- Born: 1946 (age 79–80) Chile
- Education: Sorbonne University of Paris
- Genres: Nueva canción chilena
- Occupations: singer-songwriter, artistic director
- Instruments: guitar, pan flute, percussion
- Years active: 1960s - present
- Formerly of: Quilapayún

= Rodolfo Parada =

Rodolfo Parada Lillo is a Chilean musician, composer, engineer and anthropologist. Parada joined Quilapayún in 1968, which made the group into a sextet - the formation which recorded the “Cantata Santa María de Iquique. Upon joining the group he became the major solo voice of the ensemble (e.g. in “Dicen que la patria es…”, “Por que los pobres no tienen”, “Plegaria a un labrador”, “Vamos mujer”. A fan of the “chanson française” he decided to reduce his activity as a student leader while the group was at its popularity peak during the Salvador Allende Government. He first composed “Ausencia” for the group in their “Quilapayún 5” album with assistance from Eduardo Carrasco.

Whilst in exile he composed the instrumental music pieces: “Susurro” and "El paso del ñandu", plus he also composed music for Pablo Neruda's poem "El arbol de los libres" and for Rafael Alberti's "La primavera". After exile his voice register underwent a change and he assumed a lower vocal range e.g. “Ronda del ausente”, “Luz negra”; “Complainte de Pablo Neruda” - inter alia.

After Eduardo Carrasco left the band in 1989 and became the group director and principal composer.
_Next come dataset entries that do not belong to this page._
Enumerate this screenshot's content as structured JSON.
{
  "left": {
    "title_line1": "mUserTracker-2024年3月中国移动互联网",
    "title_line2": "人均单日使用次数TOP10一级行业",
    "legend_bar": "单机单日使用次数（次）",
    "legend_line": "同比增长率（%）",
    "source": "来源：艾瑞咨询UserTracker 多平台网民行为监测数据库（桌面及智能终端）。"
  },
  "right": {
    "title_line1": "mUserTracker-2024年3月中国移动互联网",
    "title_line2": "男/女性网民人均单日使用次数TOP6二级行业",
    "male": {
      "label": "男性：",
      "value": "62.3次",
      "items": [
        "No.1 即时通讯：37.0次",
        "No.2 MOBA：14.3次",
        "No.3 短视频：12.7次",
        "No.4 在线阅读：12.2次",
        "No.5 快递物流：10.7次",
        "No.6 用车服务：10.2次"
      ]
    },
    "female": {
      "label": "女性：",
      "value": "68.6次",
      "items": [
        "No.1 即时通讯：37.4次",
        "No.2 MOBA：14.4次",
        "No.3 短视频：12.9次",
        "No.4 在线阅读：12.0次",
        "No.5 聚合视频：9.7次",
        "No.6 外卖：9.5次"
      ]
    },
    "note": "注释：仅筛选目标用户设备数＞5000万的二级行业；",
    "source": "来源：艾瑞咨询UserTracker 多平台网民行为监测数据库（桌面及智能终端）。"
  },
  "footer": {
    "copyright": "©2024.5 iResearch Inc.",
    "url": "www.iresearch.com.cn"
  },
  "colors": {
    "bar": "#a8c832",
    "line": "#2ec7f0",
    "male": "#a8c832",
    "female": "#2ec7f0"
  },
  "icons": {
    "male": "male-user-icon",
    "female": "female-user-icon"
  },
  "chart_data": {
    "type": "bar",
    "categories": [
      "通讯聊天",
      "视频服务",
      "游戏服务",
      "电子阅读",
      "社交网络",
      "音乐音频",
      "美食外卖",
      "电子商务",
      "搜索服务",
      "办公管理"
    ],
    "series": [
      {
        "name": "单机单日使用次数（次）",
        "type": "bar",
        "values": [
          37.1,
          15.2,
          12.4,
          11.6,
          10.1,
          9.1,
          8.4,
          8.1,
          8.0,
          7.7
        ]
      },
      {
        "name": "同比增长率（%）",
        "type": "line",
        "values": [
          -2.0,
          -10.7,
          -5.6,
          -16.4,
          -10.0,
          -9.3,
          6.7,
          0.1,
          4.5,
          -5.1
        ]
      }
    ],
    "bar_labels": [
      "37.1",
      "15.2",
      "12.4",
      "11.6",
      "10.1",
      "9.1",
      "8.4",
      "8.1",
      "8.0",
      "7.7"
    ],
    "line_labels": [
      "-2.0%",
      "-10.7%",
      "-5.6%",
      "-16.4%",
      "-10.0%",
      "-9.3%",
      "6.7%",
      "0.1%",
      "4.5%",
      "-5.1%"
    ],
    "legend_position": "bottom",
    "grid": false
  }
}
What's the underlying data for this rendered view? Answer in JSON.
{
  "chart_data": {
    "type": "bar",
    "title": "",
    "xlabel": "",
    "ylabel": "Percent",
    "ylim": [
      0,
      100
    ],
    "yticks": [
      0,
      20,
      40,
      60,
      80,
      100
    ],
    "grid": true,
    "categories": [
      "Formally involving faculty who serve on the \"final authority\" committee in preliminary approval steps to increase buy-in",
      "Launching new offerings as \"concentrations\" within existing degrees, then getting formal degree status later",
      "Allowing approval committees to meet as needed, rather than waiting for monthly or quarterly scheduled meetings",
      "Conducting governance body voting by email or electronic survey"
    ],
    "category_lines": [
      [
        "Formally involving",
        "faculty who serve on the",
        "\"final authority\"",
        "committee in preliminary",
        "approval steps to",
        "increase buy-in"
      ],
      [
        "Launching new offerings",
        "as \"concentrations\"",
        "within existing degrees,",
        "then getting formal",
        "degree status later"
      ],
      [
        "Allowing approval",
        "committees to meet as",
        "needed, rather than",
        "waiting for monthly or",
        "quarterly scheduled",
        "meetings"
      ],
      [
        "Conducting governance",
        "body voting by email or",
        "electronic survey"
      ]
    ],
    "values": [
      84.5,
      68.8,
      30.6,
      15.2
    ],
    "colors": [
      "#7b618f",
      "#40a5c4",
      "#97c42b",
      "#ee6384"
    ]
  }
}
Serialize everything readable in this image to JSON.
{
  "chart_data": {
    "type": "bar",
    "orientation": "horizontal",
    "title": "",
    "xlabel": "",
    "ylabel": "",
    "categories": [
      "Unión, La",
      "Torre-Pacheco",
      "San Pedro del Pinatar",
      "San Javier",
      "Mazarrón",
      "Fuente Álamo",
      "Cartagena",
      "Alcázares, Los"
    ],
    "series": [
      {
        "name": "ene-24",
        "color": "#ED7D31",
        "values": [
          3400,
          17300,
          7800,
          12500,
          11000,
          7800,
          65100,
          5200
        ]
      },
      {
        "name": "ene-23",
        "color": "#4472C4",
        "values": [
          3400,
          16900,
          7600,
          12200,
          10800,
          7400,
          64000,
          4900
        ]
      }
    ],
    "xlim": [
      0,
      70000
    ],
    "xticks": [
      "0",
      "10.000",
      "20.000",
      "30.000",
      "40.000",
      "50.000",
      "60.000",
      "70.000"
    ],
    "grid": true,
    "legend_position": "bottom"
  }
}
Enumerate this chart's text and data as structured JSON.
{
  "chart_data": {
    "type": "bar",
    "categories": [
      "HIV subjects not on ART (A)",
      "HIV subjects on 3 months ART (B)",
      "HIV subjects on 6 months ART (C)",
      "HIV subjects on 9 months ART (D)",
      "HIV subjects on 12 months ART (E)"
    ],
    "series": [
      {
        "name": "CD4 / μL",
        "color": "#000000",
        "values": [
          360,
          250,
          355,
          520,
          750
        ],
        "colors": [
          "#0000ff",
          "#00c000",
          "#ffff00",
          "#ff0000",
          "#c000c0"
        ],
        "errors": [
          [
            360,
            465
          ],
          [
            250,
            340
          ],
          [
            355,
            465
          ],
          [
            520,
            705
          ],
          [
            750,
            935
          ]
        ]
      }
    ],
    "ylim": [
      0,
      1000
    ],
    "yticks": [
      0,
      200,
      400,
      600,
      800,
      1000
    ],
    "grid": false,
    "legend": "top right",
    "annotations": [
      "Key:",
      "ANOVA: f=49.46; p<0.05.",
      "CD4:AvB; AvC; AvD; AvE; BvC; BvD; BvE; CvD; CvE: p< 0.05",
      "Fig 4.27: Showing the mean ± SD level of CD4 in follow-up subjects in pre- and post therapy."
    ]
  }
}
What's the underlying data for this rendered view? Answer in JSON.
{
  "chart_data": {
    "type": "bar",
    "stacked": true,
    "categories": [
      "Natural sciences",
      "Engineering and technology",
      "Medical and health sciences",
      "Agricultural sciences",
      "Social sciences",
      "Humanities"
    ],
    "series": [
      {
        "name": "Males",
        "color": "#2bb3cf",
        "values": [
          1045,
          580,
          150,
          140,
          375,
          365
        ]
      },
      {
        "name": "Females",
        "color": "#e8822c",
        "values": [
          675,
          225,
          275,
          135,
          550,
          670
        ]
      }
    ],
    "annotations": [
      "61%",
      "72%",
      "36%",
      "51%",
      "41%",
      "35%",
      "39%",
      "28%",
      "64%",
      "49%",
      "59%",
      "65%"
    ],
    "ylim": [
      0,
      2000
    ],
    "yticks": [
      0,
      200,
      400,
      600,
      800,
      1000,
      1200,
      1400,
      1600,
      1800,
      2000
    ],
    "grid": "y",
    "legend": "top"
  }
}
During this period he earned a doctorate in anthropology from the Sorbonne in Paris, and when the activity of the band decreased he worked in the French Ministry of Culture. Parada was awarded the Ordre des Arts et des Lettres (order of arts and letters) which is a national order of merit the French Republic grants individuals recognized for their outstanding contribution to the development of culture.